Capsule: Neil Gaiman's work as a writer is hailed throughout the comic, goth and post-modern literature communities as some of the best work of the late 20th Century -- issue number 19 won the World Fantasy Award for Best Short Fiction, prompting a rule change to disallow illustrated works from future consideration. These stories about Dream, the ruler of the dream world, weaving characters and ideas from myriad faiths and mythologies, is among the most influential of the past 50 years -- its touch is seen on television, in the movies, and in music around the world.

Graphic Novel: issues 1-8; 233 pages
ISBN: 1563890119
Published by DC/Vertigo

Morpheus is pissed off.

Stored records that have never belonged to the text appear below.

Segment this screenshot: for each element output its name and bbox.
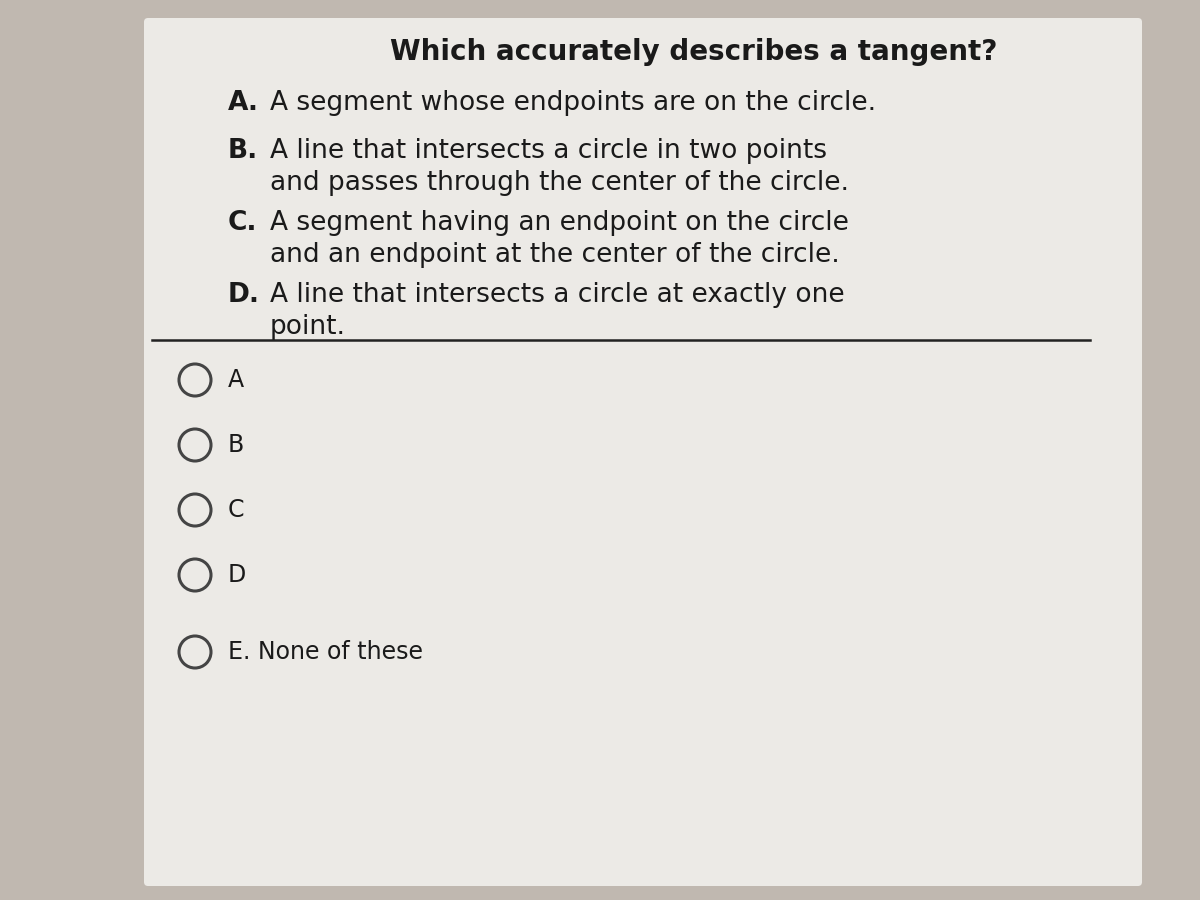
Text: Which accurately describes a tangent?: Which accurately describes a tangent?: [390, 38, 997, 66]
Text: A segment having an endpoint on the circle: A segment having an endpoint on the circ…: [270, 210, 848, 236]
Text: A segment whose endpoints are on the circle.: A segment whose endpoints are on the cir…: [270, 90, 876, 116]
Text: D.: D.: [228, 282, 260, 308]
Text: and an endpoint at the center of the circle.: and an endpoint at the center of the cir…: [270, 242, 840, 268]
Text: A: A: [228, 368, 244, 392]
Text: B: B: [228, 433, 245, 457]
Text: E. None of these: E. None of these: [228, 640, 424, 664]
Text: D: D: [228, 563, 246, 587]
FancyBboxPatch shape: [144, 18, 1142, 886]
Text: and passes through the center of the circle.: and passes through the center of the cir…: [270, 170, 850, 196]
Text: A.: A.: [228, 90, 259, 116]
Text: C: C: [228, 498, 245, 522]
Text: B.: B.: [228, 138, 258, 164]
Text: A line that intersects a circle in two points: A line that intersects a circle in two p…: [270, 138, 827, 164]
Text: A line that intersects a circle at exactly one: A line that intersects a circle at exact…: [270, 282, 845, 308]
Text: point.: point.: [270, 314, 346, 340]
Text: C.: C.: [228, 210, 258, 236]
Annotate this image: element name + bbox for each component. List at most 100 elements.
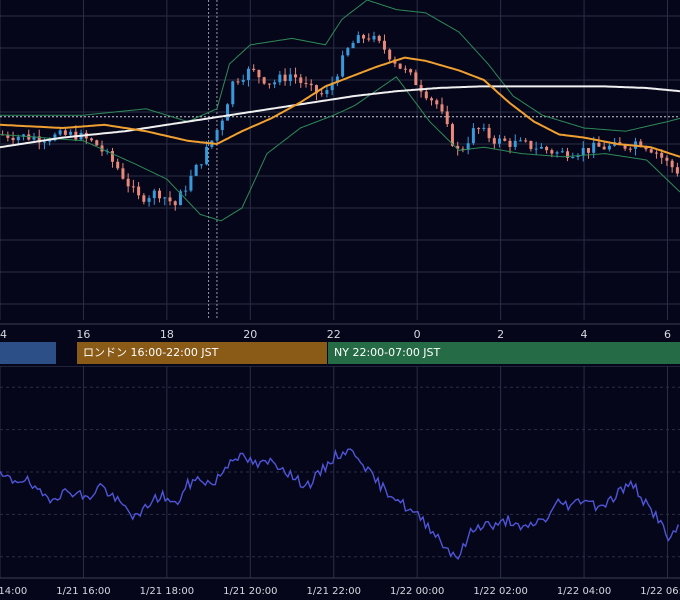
candle-body (403, 68, 407, 70)
candle-body (48, 140, 52, 142)
candle-body (508, 140, 512, 147)
candle-body (430, 98, 434, 101)
candle-body (372, 35, 376, 40)
candle-body (492, 138, 496, 144)
candle-body (571, 157, 575, 159)
candle-body (53, 134, 57, 141)
candle-body (623, 145, 627, 149)
candle-body (414, 72, 418, 86)
candle-body (257, 70, 261, 78)
osc-x-tick-label: 1/22 04:00 (557, 586, 611, 597)
price-x-tick-label: 18 (160, 328, 174, 341)
candle-body (152, 190, 156, 199)
candle-body (220, 120, 224, 130)
candle-body (294, 74, 298, 78)
candle-body (199, 164, 203, 166)
candle-body (477, 128, 481, 130)
candle-body (482, 127, 486, 129)
session-bar-ny: NY 22:00-07:00 JST (328, 342, 680, 364)
candle-body (539, 146, 543, 149)
candle-body (649, 149, 653, 153)
osc-x-tick-label: 1/21 20:00 (223, 586, 277, 597)
candle-body (654, 152, 658, 154)
candle-body (513, 140, 517, 147)
candle-body (226, 104, 230, 121)
candle-body (189, 175, 193, 191)
candle-body (273, 82, 277, 85)
candle-body (231, 81, 235, 105)
candle-body (461, 148, 465, 150)
candle-body (69, 131, 73, 135)
candle-body (335, 76, 339, 83)
candle-body (440, 104, 444, 112)
candle-body (178, 191, 182, 206)
price-x-tick-label: 22 (327, 328, 341, 341)
candle-body (215, 129, 219, 141)
ma-long-line (0, 85, 680, 149)
ma-short-line (0, 56, 680, 158)
oscillator-chart: 1/21 14:00 1/21 16:00 1/21 18:00 1/21 20:00… (0, 366, 680, 597)
candle-body (32, 136, 36, 140)
candle-body (597, 142, 601, 147)
candle-body (581, 147, 585, 156)
candle-body (304, 82, 308, 84)
bollinger-lower-line (0, 76, 680, 222)
osc-x-tick-label: 1/21 14:00 (0, 586, 27, 597)
candle-body (351, 42, 355, 49)
candle-body (524, 140, 528, 142)
candle-body (660, 152, 664, 158)
candle-body (252, 68, 256, 71)
candle-body (566, 151, 570, 158)
candle-body (95, 140, 99, 146)
candle-body (121, 168, 125, 179)
candle-body (42, 141, 46, 143)
candle-body (11, 137, 15, 141)
candle-body (346, 48, 350, 56)
candle-body (503, 138, 507, 141)
candle-body (607, 145, 611, 150)
price-x-tick-label: 16 (76, 328, 90, 341)
candle-body (487, 127, 491, 139)
candle-body (246, 68, 250, 80)
candle-body (241, 79, 245, 82)
candle-body (362, 35, 366, 39)
candle-body (518, 140, 522, 142)
candle-body (194, 164, 198, 176)
candle-body (675, 167, 679, 174)
candle-body (90, 138, 94, 141)
price-chart: 14 16 18 20 22 0 2 4 6 (0, 0, 680, 341)
candle-body (100, 145, 104, 152)
candle-body (299, 77, 303, 83)
candle-body (278, 74, 282, 83)
session-bar-tokyo (0, 342, 56, 364)
candle-body (173, 201, 177, 206)
candle-body (37, 136, 41, 143)
candle-body (382, 40, 386, 50)
candle-body (267, 83, 271, 85)
candle-body (644, 146, 648, 150)
session-ny-label: NY 22:00-07:00 JST (334, 346, 441, 359)
candle-body (283, 74, 287, 82)
candle-body (236, 81, 240, 83)
candle-body (168, 197, 172, 202)
candle-body (137, 186, 141, 196)
candle-body (116, 161, 120, 169)
candle-body (320, 93, 324, 95)
price-x-tick-label: 2 (497, 328, 504, 341)
candle-body (158, 190, 162, 199)
candle-body (424, 91, 428, 99)
candle-body (450, 124, 454, 146)
price-x-tick-label: 14 (0, 328, 7, 341)
candle-body (205, 146, 209, 165)
candle-body (398, 63, 402, 69)
osc-x-tick-label: 1/22 00:00 (390, 586, 444, 597)
candle-body (628, 148, 632, 150)
candle-body (670, 160, 674, 168)
osc-x-tick-label: 1/21 22:00 (307, 586, 361, 597)
osc-x-tick-label: 1/21 18:00 (140, 586, 194, 597)
candle-body (586, 147, 590, 153)
osc-x-tick-label: 1/22 02:00 (473, 586, 527, 597)
osc-x-tick-label: 1/21 16:00 (56, 586, 110, 597)
candle-body (471, 128, 475, 144)
candle-body (466, 143, 470, 150)
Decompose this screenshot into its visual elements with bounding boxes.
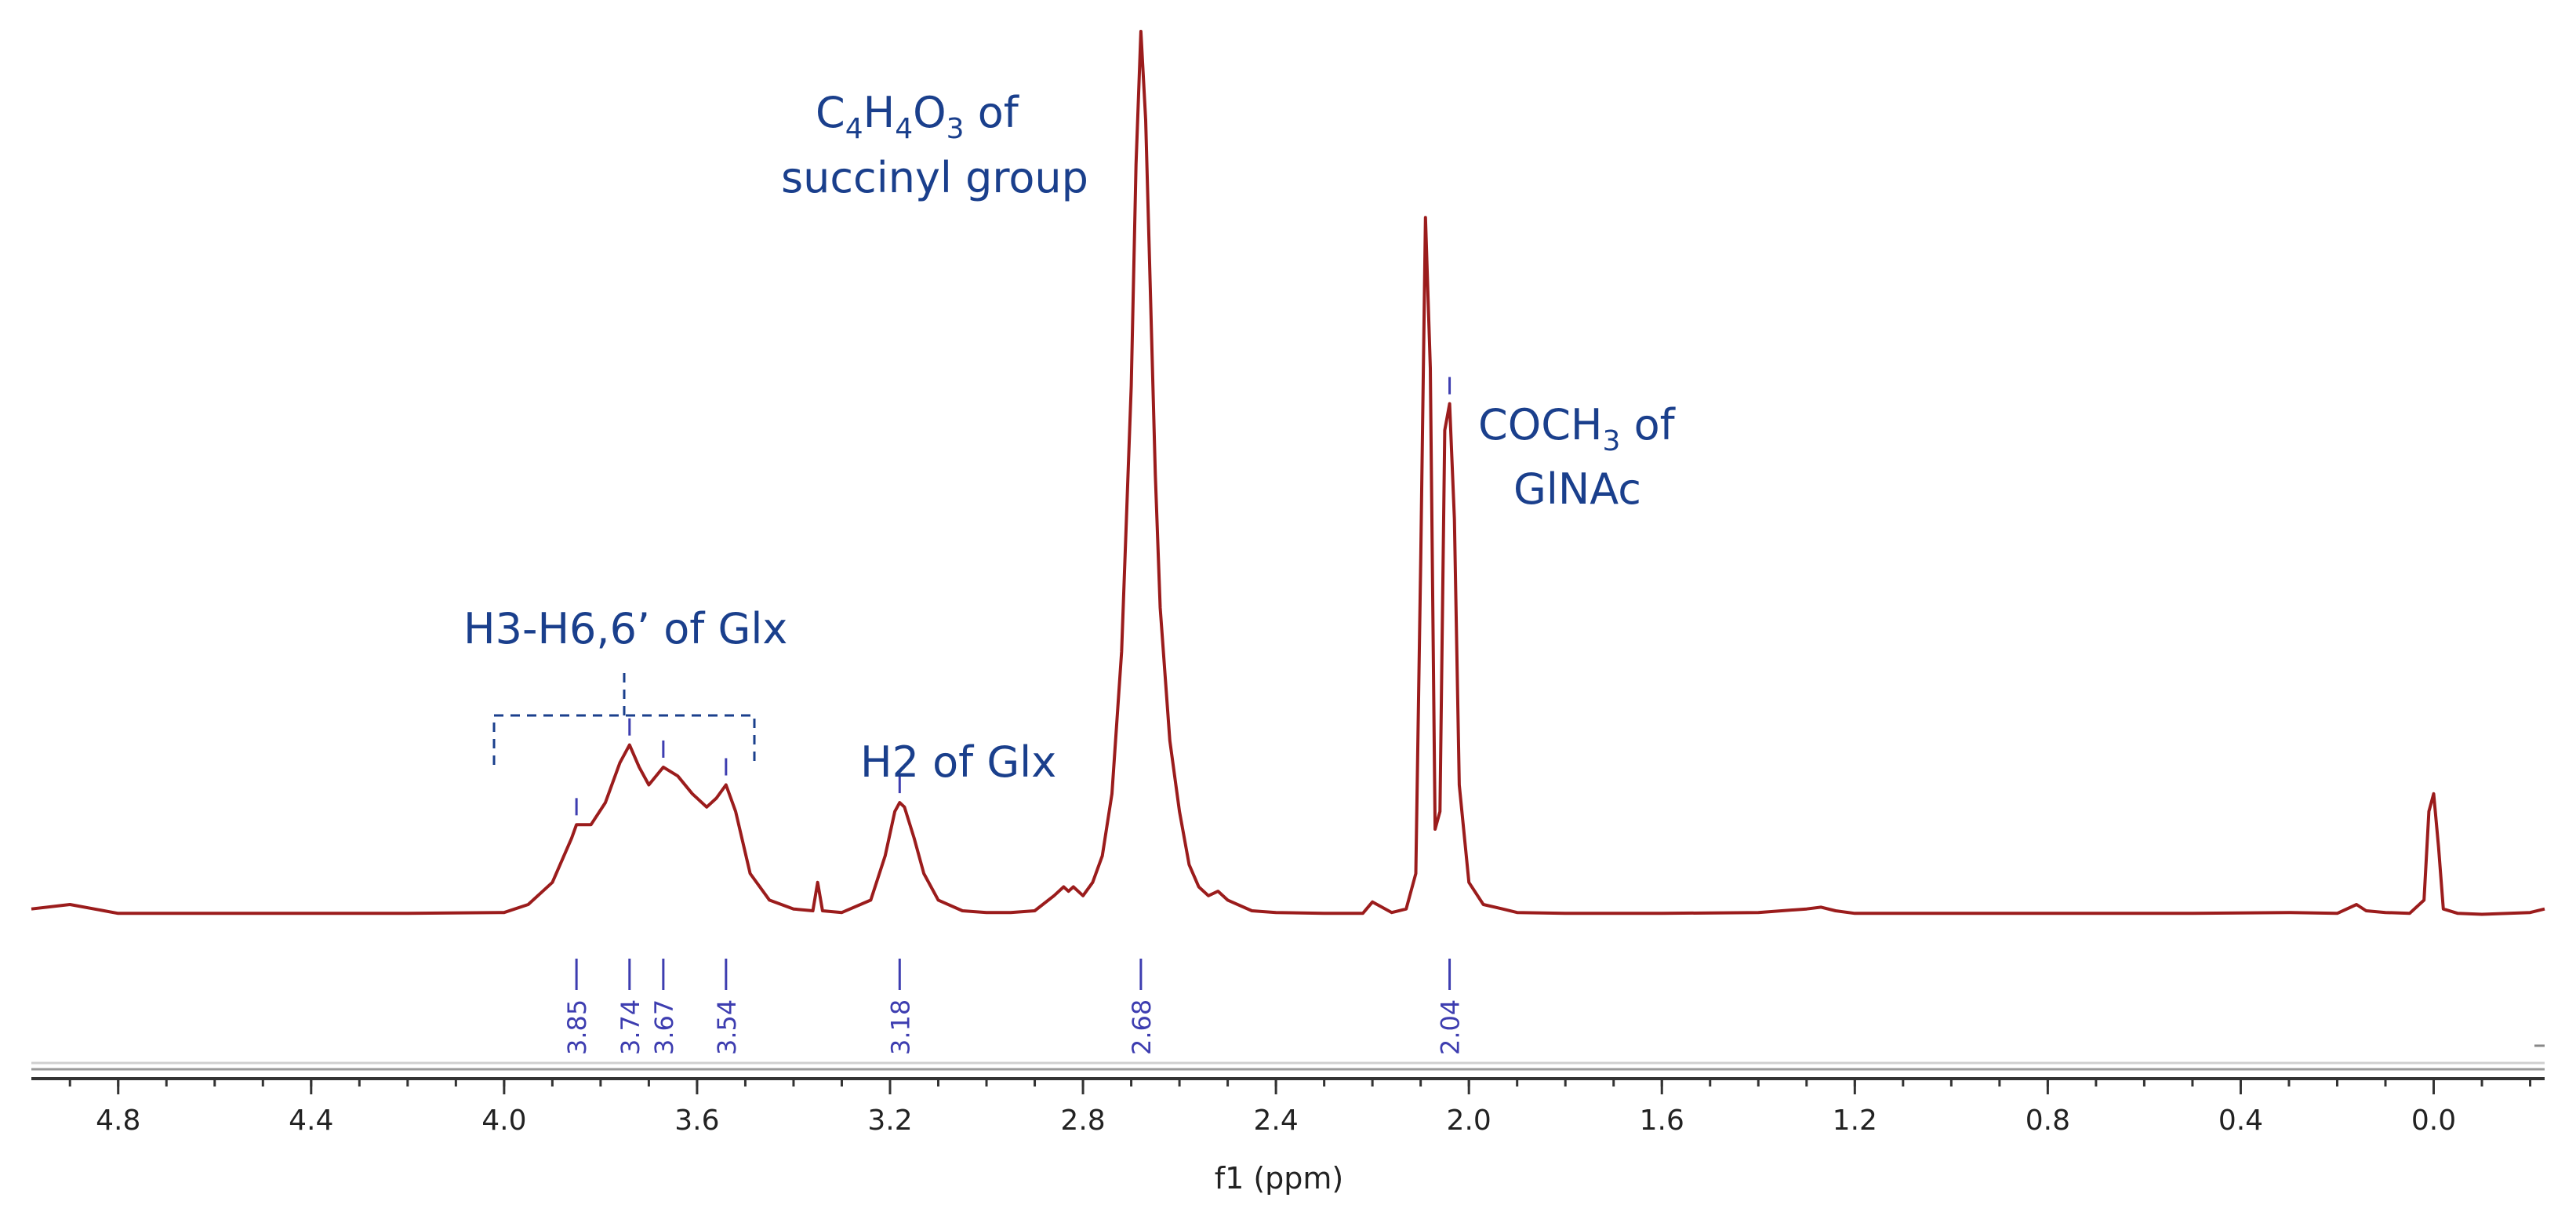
x-tick-label: 4.4 — [289, 1105, 333, 1137]
peak-label: 3.54 — [712, 999, 742, 1055]
peak-label: 3.18 — [885, 999, 915, 1055]
spectrum-line — [31, 30, 2545, 916]
x-axis-title: f1 (ppm) — [1215, 1161, 1344, 1196]
multiplet-bracket — [492, 714, 756, 765]
peak-label: 2.68 — [1127, 999, 1157, 1055]
x-tick-label: 2.0 — [1447, 1105, 1491, 1137]
x-tick-label: 0.8 — [2026, 1105, 2070, 1137]
peak-label: 3.74 — [616, 999, 645, 1055]
x-tick-label: 1.6 — [1640, 1105, 1684, 1137]
x-axis-major-ticks — [117, 1079, 2436, 1094]
annotation-h2: H2 of Glx — [860, 737, 1056, 787]
peak-markers: 3.85 3.74 3.67 3.54 3.18 2.68 2.04 — [562, 377, 1466, 1055]
x-tick-label: 4.8 — [96, 1105, 140, 1137]
x-axis-tick-labels: 4.8 4.4 4.0 3.6 3.2 2.8 2.4 2.0 1.6 1.2 0.8 0.4 0.0 — [96, 1105, 2456, 1137]
x-tick-label: 2.4 — [1253, 1105, 1298, 1137]
x-tick-label: 3.6 — [674, 1105, 719, 1137]
x-tick-label: 1.2 — [1833, 1105, 1877, 1137]
annotation-h3-h6: H3-H6,6’ of Glx — [463, 604, 787, 653]
annotation-glnac: GlNAc — [1513, 464, 1641, 514]
peak-label: 3.67 — [649, 999, 679, 1055]
x-tick-label: 2.8 — [1060, 1105, 1105, 1137]
peak-label: 2.04 — [1436, 999, 1466, 1055]
x-tick-label: 3.2 — [867, 1105, 912, 1137]
x-tick-label: 4.0 — [481, 1105, 526, 1137]
annotation-succinyl-group: succinyl group — [781, 153, 1088, 202]
x-tick-label: 0.0 — [2411, 1105, 2456, 1137]
annotation-succinyl-formula: C4H4O3 of — [816, 88, 1020, 145]
peak-label: 3.85 — [562, 999, 592, 1055]
annotation-coch3-formula: COCH3 of — [1478, 400, 1677, 457]
x-tick-label: 0.4 — [2218, 1105, 2263, 1137]
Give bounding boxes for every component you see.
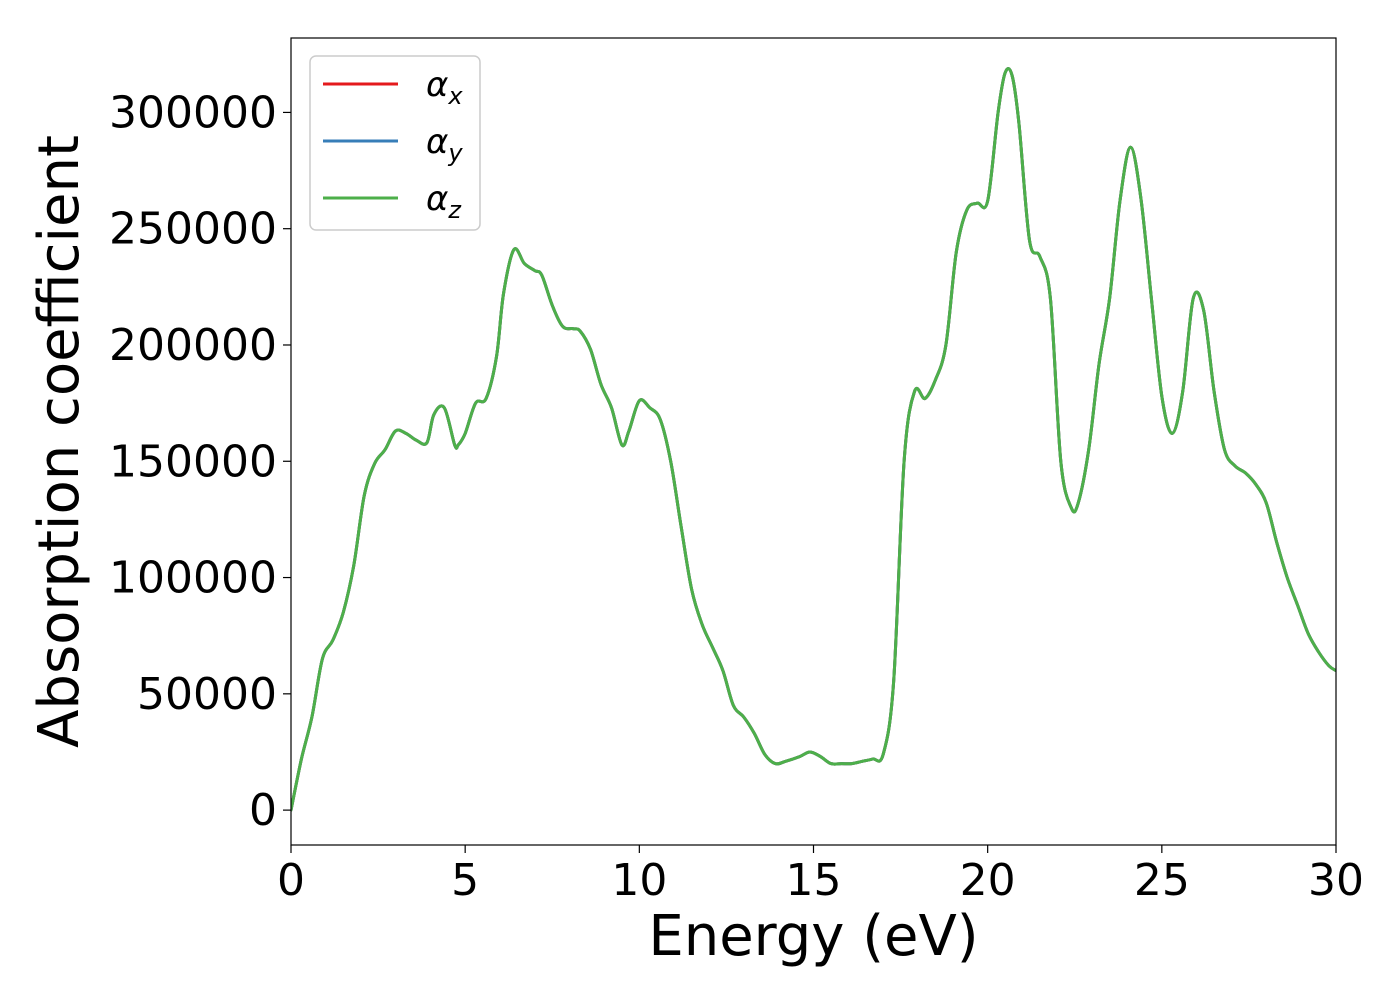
- series-line-3: [291, 67, 1336, 812]
- x-tick-label: 30: [1308, 855, 1364, 906]
- x-tick-label: 10: [611, 855, 667, 906]
- x-axis-label: Energy (eV): [648, 904, 978, 969]
- y-tick-label: 200000: [109, 320, 277, 371]
- legend-label-3: αz: [426, 179, 462, 224]
- legend-label-base: α: [426, 179, 448, 219]
- y-axis-ticks: 0 50000 100000 150000 200000 250000 300000: [109, 87, 291, 836]
- y-tick-label: 50000: [137, 669, 277, 720]
- x-tick-label: 0: [277, 855, 305, 906]
- legend-label-base: α: [426, 122, 448, 162]
- y-tick-label: 150000: [109, 436, 277, 487]
- y-axis-label: Absorption coefficient: [27, 135, 92, 748]
- y-tick-label: 300000: [109, 87, 277, 138]
- legend-label-1: αx: [426, 65, 463, 110]
- legend-label-sub: x: [447, 82, 463, 110]
- series-layer: [291, 67, 1336, 812]
- x-tick-label: 25: [1134, 855, 1190, 906]
- x-tick-label: 15: [786, 855, 842, 906]
- y-tick-label: 100000: [109, 553, 277, 604]
- legend-label-sub: y: [447, 139, 463, 167]
- legend-box: [309, 55, 481, 231]
- legend-label-2: αy: [426, 122, 463, 167]
- y-tick-label: 250000: [109, 204, 277, 255]
- x-tick-label: 5: [451, 855, 479, 906]
- x-axis-ticks: 0 5 10 15 20 25 30: [277, 845, 1364, 906]
- legend-label-base: α: [426, 65, 448, 105]
- legend-label-sub: z: [447, 196, 462, 224]
- x-tick-label: 20: [960, 855, 1016, 906]
- y-tick-label: 0: [249, 785, 277, 836]
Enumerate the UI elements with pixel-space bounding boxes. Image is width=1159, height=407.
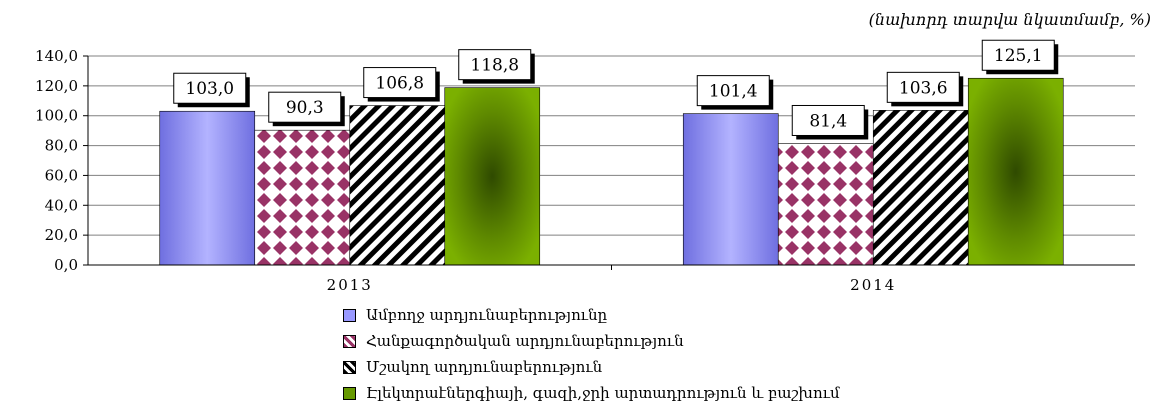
legend-item: Ամբողջ արդյունաբերությունը	[343, 302, 840, 328]
data-label: 101,4	[709, 82, 758, 102]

The ruler of the dream world, he has been inadvertantly captured and imprisoned by some basement witchcraft of a hobby cult. Immortal, he outwaits two generations of human captors before escaping and regaining control of his domain. In the meantime, horrible things have taken place in our world; without the ability to dream, some bad shit goes down for nigh on 100 years.

This is how we're introduced to the Sandman, the brainchild of the brilliant Neil Gaiman, who was asked in the mid to late 80s to create a title for DC's new adult-themed imprint Vertigo. He took the obsolete superhero Sandman (a WWII hero dressed in green and gold with a gas mask and sleeping powder) and ramped him up several notches. Instead of a traditional superhero comic, readers were treated to a sophisticated, literate rendition of entities older than ancient mythology. Dream had seen Zeus come and go; he watched Buddha, Mohammed and Ron L Hubbard rise and fall; that Christianity? -- just a phase.

To placate the suits at DC, some mentions of heroes from that universe are present: Arkham Asylum gets a few plugs in the first storyline, which has the Justice League of America's old foe Doctor Destiny in possession of the Sandman's ultra-mystic paraphernalia. The original Sandman even appears for a guest spot as a one-panel illustration of how Morpheus's decades-long absence has inspired mortal copycats.

From these humble beginnings grew a phenomenon that has touched TV (X-Files, Charmed), movies (Matrix, Underworld), and music (Tori Amos, every goth band since 1990). This first collection isn't as polished as the volumes that follow, but after all, it is titled Preludes and Nocturnes. A wonderful read, extremely literate and intellectually as stimulating as any well-planned university lecture on mythology.